The Selected Letters of Tennessee Williams Vol. II: 1946-1957

Correspondence, Nonfiction

Tennessee Williams

Edited by Albert J. Devlin
Edited by Nancy M. Tischler

Volume I of The Selected Letters of Tennessee Williams ends with the unexpected triumph of The Glass Menagerie. Volume II extends the correspondence from 1946 to 1957, a time of intense creativity which saw the production of A Streetcar Named Desire, The Rose Tattoo, Camino Real, and Cat on a Hot Tin Roof. Following the immense success of Streetcar, Williams struggles to retain his prominence with a prodigious outpouring of stories, poetry, and novels as well as plays. Several major film projects, including the notorious Baby Doll, bring Williams and his collaborator Elia Kazan into conflict with powerful agencies of censorship, exposing both the conservative landscape of the 1950s and Williams' own studied resistance to the forces of conformity. Letters written to Kazan, Carson McCullers, Gore Vidal, publisher James Laughlin, and Audrey Wood, Williams' resourceful agent, continue earlier lines of correspondence and introduce new celebrity figures.
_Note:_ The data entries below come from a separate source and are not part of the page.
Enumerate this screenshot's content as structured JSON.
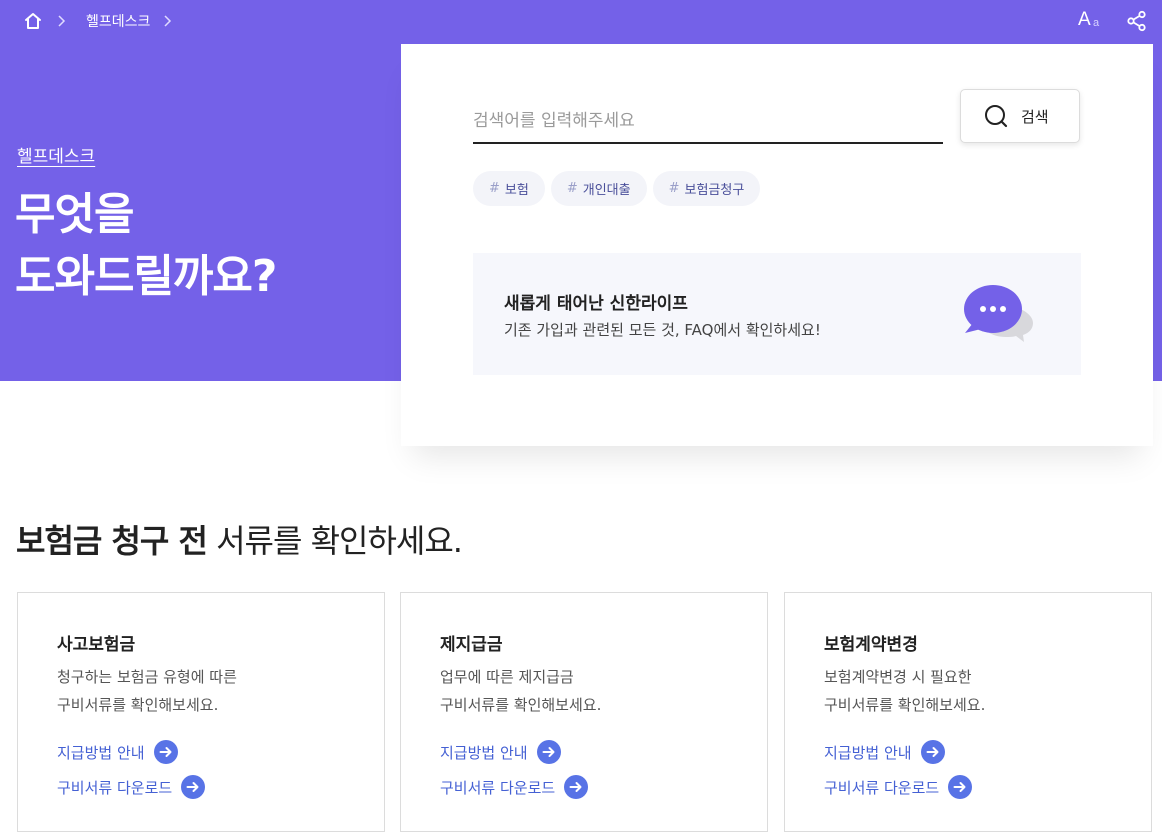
{
  "topbar": {
    "breadcrumb": "헬프데스크",
    "font_size_label_big": "A",
    "font_size_label_small": "a"
  },
  "hero": {
    "label": "헬프데스크",
    "title_line1": "무엇을",
    "title_line2": "도와드릴까요?"
  },
  "search": {
    "placeholder": "검색어를 입력해주세요",
    "value": "",
    "button_label": "검색",
    "tags": [
      {
        "hash": "#",
        "label": "보험"
      },
      {
        "hash": "#",
        "label": "개인대출"
      },
      {
        "hash": "#",
        "label": "보험금청구"
      }
    ]
  },
  "notice": {
    "title": "새롭게 태어난 신한라이프",
    "description": "기존 가입과 관련된 모든 것, FAQ에서 확인하세요!"
  },
  "section": {
    "title_bold": "보험금 청구 전",
    "title_rest": " 서류를 확인하세요."
  },
  "cards": [
    {
      "title": "사고보험금",
      "desc_line1": "청구하는 보험금 유형에 따른",
      "desc_line2": "구비서류를 확인해보세요.",
      "link1": "지급방법 안내",
      "link2": "구비서류 다운로드"
    },
    {
      "title": "제지급금",
      "desc_line1": "업무에 따른 제지급금",
      "desc_line2": "구비서류를 확인해보세요.",
      "link1": "지급방법 안내",
      "link2": "구비서류 다운로드"
    },
    {
      "title": "보험계약변경",
      "desc_line1": "보험계약변경 시 필요한",
      "desc_line2": "구비서류를 확인해보세요.",
      "link1": "지급방법 안내",
      "link2": "구비서류 다운로드"
    }
  ],
  "colors": {
    "hero_bg": "#7461e8",
    "accent": "#4561d4",
    "arrow_circle": "#5873e6",
    "chat_bubble": "#7461e8",
    "tag_bg": "#f3f4f9",
    "notice_bg": "#f6f7fc"
  },
  "icons": [
    "home-icon",
    "chevron-right-icon",
    "font-size-icon",
    "share-icon",
    "search-icon",
    "chat-bubble-icon",
    "arrow-right-circle-icon"
  ]
}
The Broadway and Hollywood successes in the evolving career of America's premier dramatist vie with a string of personal losses and a deepening depression to make this period an emotional and artistic rollercoaster for Tennessee. Compiled by leading Williams scholars Albert J. Devlin, Professor of English at the University of Missouri, and Nancy M. Tischler, Professor Emerita of English at the Pennsylvania State University, Volume II maintains the exacting standard of Volume I, called by Choice: "a volume that will prove indispensable to all serious students of this author...meticulous annotations greatly increase the value of this gathering."

More Praise…

“There may never be a better biography of Tennessee Williams than the one he inadvertently wrote in his letters.”

— David Cuthbert, The Times-Picayune

“These letters present a self-portrait of a brave man, harassed by his demons, yet always – in those days, with riveting power – trying to bend them to his artistic will.”

— Richard Schickel, The New York Times Book Review

“His letters are among the century's finest.”